В сущности, эти два сонета задают полюса. Тарковский продолжает свою (естественно вытекающую из принятой им на себя культурной функции) «завершающую» роль в таких сонетах, как «Рукопись» (1960), «И это снится мне, и это снилось мне....» (1974), «Тот жил и умер, та жила...» (1975). Бродский примеряет ее на себя в сонетах 1964 года «Прислушиваясь к грозным голосам...» и «Выбрасывая на берег словарь...». Однако даже в этих стихотворениях Бродского сонетная форма проблематизируется за счет присущего поэту разветвленного синтаксиса – его знаменитых анжамбеманов.
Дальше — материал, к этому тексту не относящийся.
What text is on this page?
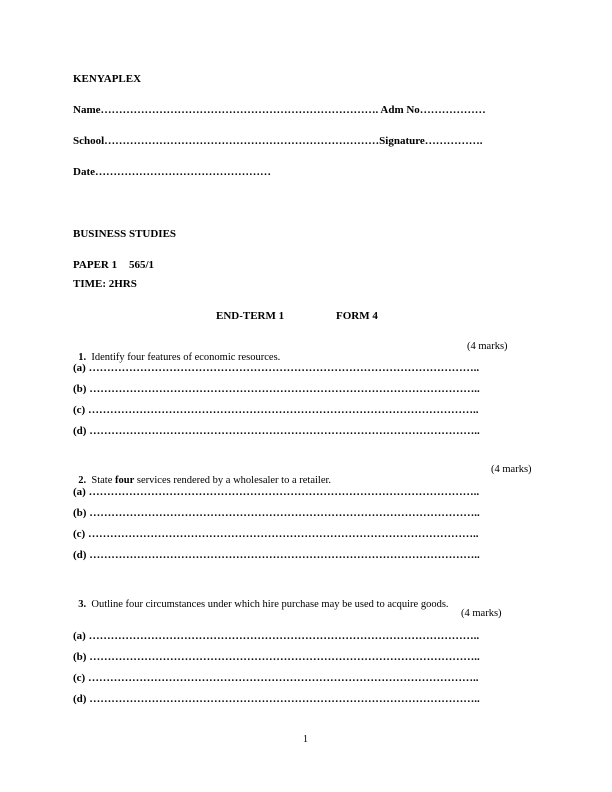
KENYAPLEX
Name…………………………………………………………………. Adm No………………
School…………………………………………………………………Signature…………….
Date…………………………………………
BUSINESS STUDIES
PAPER 1 565/1
TIME: 2HRS
END-TERM 1	FORM 4

1. Identify four features of economic resources.

(4 marks)
(a) ……………………………………………………………………………………………..
(b) ……………………………………………………………………………………………..
(c) ……………………………………………………………………………………………..
(d) ……………………………………………………………………………………………..

2. State four services rendered by a wholesaler to a retailer.

(4 marks)
(a) ……………………………………………………………………………………………..
(b) ……………………………………………………………………………………………..
(c) ……………………………………………………………………………………………..
(d) ……………………………………………………………………………………………..

3. Outline four circumstances under which hire purchase may be used to acquire goods.

(4 marks)
(a) ……………………………………………………………………………………………..
(b) ……………………………………………………………………………………………..
(c) ……………………………………………………………………………………………..
(d) ……………………………………………………………………………………………..
1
Так, во втором сонете (посвященном Ахматовой) второй катрен и начало первого терцета представляют собой одну фразу, которая естественным образом риторически развивает тему, заданную первым катреном (он же первая фраза) и противопоставляется последней фразе-антитезе, охватывающей третью строчку первого терцета и второй терцет. Таким образом, в сонете есть два не совпадающих и накладывающихся друг на друга членения: – строфическое и синтаксическое, что, заметим, более чем характерно для Бродского:

Выбрасывая на берег словарь,
злоречьем торжествуя над удушьем,
пусть море осаждает календарь
со всех сторон: минувшим и грядущим.
Швыряя в стекла пригоршней янтарь,
осенним днем, за стеклами ревущим,
и гребнем, ослепительно цветущим,
когда гремит за окнами январь,
захлестывая дни, – пускай гудит,
сжимает сердце и в глаза глядит.
Но, подступая к самому лицу,
оно уступит в блеске своенравном
седому, серебристому венцу,
взнесенному над тернием и лавром!

Однако даже такого рода модифицированные стилизации были скорее исключением, нежели правилом – в том числе и собственно у Бродского. Сонет воспринимается скорее как искусственная, «острая» и в то же время несколько архаичная форма, употребление которой оправдывается перспективами ее деформации и остранения. В творчестве поэтов, ориентированных на широко понимаемую постакмеистическую традицию и в то же время нацеленных на естественное и неконфликтное существование в языковом пространстве советской поэзии (Давид Самойлов, Вадим Шефнер, Александр Кушнер, Белла Ахмадулина, Олег Чухонцев, Семен Липкин), сонет не представлен. И наоборот: «Сонеты на рубашках» пишет неутомимый авангардист-экспериментатор Генрих Сапгир, венок сонетов создает в 1974 году

Как же поэты трансформируют сонетную форму? Бродский в 1960-1970 годы пишет как минимум десять сонетов, кроме двух упомянутых выше. Практически все они так или иначе экспериментальны. Это может быть ориентированный на звукопись экспрессивный минимализм («Переживи всех....», 1960 – этот сонет мог бы написать Кирсанов), это может быть детский «сонетик». Но интереснее всего семь сонетов, написанных белым ямбом. При отсутствии рифмовки очевидно, что сонетная конструкция может поддерживаться только на уровне риторики. Однако, по крайней мере на первый взгляд, это далеко не всегда так. Бродский именно в этих сонетах избегает традиционно свойственной сонету системы риторических противопоставлений, выстраивая текст скорее по законам элегии, но «дисциплинируя» его 14-строчной формой. Яркий пример – самое знаменитое из стихотворений этого типа, – «Postscriptum» (1967):

Как жаль, что тем, чем стало для меня
твое существование, не стало
мое существованье для тебя.
…В который раз на старом пустыре
я запускаю в проволочный космос
свой медный грош, увенчанный гербом,
в отчаянной попытке возвеличить
момент соединения… Увы,
тому, кто не способен заменить
собой весь мир, обычно остается
крутить щербатый телефонный диск,
как стол на спиритическом сеансе,
покуда призрак не ответит эхом
последним воплям зуммера в ночи.

Здесь нет тезы и антитезы, а есть заданная формула («тезис»), который иллюстрируется реалистической или метафорической картиной безответного телефонного звонка. В другом сонете – «Пришел январь за стенами тюрьмы...» – мы слышим предполагаемый диалог двух людей – умершего и услышавшего о его смерти, маркированный разделением между первым катреном и остальным текстом. 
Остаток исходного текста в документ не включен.